Comparison of Omorfi and Hunmorph

Omorfi

http://www.ling.helsinki.fi/cgi-bin/omor/omorfi-cgi-demo.py

Omorfi - Demo of Finnish Morphology

These demos are based on the HFST implementation of Finnish morphology using SFST , and Nykysuomen sanalista . A guesser is used for missing words. For more information see HFST home page Wordform Nykysuomen has no known analyses. The 6 best baseform and paradigm guesses were chosen:

*1. 	Nykysuomen 	32 noun 	sg nom
*2. 	Nykysuomi 	7 noun 	sg acc
*3. 	Nykysuomi 	7 noun 	sg gen
*4. 	Nykysuomi 	7 noun 	sg ins
*5. 	Nykysuomi 	25 noun 	sg acc
*6. 	Nykysuomi 	25 noun 	sg gen

As far as I can see here: http://wiki.apertium.org/wiki/Omorfi

$ echo "kaikki ihmiset syntyvät vapaina ja tasavertaisina arvoltaan ja oikeuksiltaan." | fst-proc omorfi/src/omorfi.sfstc

^kaikki/kaikki<noun><7><a><sg><nom>$ ^ihmiset/ihminen<noun><38><pl><acc>/ihminen<noun><38><pl><nom>$ 
^syntyvät/syntyä<verb><52><j><act><pcpva><pl><acc>/syntyä<verb><52><j><act><pcpva><pl><nom>/syntyä<verb><52><j><act><indv><pres><pl3>$ 
^vapaina/vapaa<noun><17><pl><ess>$ 
^ja/*ja$ ^tasavertaisina/*tasavertaisina$ ^arvoltaan/arvo<noun><1><sg><abl><pl3>/arvo<noun><1><sg><abl><sg3>$ ^ja/*ja$ 
^oikeuksiltaan/oikeus<noun><40><pl><abl><pl3>/oikeus<noun><40><pl><abl><sg3>$.

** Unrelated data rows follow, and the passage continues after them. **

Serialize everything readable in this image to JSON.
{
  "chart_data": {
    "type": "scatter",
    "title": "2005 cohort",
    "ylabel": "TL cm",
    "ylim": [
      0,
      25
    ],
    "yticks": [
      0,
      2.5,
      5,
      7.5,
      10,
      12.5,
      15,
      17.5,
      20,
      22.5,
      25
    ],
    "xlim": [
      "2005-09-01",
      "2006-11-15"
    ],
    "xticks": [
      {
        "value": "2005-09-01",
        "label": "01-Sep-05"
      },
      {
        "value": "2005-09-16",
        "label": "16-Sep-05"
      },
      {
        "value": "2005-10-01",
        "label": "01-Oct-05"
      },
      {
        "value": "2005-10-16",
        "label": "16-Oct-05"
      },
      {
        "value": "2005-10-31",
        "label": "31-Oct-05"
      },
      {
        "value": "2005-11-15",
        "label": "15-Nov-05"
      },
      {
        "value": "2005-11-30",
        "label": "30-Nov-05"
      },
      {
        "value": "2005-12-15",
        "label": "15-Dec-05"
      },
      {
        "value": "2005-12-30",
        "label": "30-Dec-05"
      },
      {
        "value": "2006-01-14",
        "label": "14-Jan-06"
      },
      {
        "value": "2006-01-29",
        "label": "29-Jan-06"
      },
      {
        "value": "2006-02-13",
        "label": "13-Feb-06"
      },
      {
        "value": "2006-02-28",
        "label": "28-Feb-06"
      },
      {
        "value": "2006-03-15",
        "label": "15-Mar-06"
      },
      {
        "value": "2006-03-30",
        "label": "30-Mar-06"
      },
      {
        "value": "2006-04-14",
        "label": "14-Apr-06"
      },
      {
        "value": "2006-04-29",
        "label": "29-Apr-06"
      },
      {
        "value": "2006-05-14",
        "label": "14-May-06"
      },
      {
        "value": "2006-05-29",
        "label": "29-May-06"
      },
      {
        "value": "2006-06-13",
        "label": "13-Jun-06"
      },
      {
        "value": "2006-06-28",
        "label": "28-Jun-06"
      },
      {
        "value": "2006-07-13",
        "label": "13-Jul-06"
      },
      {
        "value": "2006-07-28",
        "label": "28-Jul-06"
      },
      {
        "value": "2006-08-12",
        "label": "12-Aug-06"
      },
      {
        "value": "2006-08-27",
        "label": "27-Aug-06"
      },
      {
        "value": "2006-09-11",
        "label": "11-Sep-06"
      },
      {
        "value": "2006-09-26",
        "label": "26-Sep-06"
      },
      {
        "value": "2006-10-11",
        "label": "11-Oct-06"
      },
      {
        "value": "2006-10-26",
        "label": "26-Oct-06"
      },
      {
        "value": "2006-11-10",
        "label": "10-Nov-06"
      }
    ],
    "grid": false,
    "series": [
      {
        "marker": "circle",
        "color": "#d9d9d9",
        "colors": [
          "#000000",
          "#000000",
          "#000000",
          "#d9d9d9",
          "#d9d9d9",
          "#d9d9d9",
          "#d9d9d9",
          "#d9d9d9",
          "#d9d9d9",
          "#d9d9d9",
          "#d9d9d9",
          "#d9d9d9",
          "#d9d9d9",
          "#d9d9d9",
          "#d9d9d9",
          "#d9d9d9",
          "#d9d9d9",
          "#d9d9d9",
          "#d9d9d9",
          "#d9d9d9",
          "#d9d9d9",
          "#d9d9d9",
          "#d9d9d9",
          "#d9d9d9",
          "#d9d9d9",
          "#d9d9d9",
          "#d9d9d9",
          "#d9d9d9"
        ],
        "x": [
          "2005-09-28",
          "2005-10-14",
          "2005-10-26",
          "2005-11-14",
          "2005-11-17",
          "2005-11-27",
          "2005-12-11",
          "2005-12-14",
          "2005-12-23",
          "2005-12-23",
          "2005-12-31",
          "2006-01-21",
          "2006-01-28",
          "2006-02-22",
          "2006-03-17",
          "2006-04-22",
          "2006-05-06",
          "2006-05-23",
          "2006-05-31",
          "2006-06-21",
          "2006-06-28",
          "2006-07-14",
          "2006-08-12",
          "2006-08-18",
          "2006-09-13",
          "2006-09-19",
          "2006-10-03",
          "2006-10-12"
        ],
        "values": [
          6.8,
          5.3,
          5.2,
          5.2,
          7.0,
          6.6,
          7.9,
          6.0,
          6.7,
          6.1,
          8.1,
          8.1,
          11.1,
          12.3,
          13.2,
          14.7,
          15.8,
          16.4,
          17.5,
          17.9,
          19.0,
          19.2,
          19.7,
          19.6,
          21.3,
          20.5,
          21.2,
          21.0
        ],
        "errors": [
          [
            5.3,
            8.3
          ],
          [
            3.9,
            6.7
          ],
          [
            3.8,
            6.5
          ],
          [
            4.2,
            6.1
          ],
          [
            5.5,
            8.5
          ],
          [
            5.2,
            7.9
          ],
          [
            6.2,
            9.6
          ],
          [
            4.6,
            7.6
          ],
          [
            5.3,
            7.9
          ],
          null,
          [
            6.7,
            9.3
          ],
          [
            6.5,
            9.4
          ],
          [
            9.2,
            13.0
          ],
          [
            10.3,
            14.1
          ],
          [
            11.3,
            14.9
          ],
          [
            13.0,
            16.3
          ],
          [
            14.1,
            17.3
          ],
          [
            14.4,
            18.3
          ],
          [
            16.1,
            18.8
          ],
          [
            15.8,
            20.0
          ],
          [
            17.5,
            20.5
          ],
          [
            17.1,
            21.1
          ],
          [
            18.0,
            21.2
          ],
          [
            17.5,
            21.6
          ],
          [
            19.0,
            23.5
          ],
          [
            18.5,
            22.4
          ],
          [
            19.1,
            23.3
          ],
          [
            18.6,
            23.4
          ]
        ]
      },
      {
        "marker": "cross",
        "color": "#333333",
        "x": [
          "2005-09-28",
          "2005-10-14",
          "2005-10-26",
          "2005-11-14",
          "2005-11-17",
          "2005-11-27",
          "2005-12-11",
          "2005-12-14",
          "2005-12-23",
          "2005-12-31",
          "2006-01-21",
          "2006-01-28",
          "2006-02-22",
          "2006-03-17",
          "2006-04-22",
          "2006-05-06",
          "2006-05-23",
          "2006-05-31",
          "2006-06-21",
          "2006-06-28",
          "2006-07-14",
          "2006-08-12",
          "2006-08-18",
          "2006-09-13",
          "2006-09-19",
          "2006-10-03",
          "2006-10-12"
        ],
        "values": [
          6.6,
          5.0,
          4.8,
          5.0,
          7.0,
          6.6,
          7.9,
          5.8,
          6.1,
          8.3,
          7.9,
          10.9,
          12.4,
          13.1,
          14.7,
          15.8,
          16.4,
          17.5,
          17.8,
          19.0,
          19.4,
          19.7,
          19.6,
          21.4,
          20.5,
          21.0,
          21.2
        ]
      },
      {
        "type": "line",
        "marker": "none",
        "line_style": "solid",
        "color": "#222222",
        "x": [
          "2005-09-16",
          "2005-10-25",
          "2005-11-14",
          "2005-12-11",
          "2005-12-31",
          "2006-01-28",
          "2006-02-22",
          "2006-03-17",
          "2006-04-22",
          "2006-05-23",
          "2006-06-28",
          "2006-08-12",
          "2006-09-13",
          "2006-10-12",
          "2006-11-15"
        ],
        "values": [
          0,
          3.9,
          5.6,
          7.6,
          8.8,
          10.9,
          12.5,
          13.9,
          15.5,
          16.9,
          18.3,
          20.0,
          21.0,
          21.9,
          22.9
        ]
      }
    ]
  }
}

Omorfi also analyses and that's it. I do not see any difference to hunmorph, do you? Muki987 21:24, 6 April 2009 (UTC)

Hunmorph

$ echo "ablakot" | ocamorph --aff lexicons/morphdb.hu/out/morphdb_hu.aff --dic lexicons/morphdb.hu/out/morphdb_hu.dic

and you get

> ablakot ablak/NOUN> 

This is pretty much the same IMHO, what Omorfi produces. What so you think? Muki987 21:28, 6 April 2009 (UTC)

The difference is that in Omorfi, you can go the other way. From
^syntyä<verb><52><j><act><pcpva><pl><acc>$syntyvät
Can you do that in hunmorph? It was my understanding that you couldn't. - Francis Tyers 07:10, 7 April 2009 (UTC)
Btw, if you want to look at an agglutinative language pair currently in SVN, check out Northern Sámi and Lule Sámi — the transducers were generated from full-form lists, which is not the ideal way to do it. A better way would have been to somehow compile the XFST source code using a free compiler (for example SFST/HFST), but unfortunately that isn't possible yet :( - Francis Tyers 07:17, 7 April 2009 (UTC)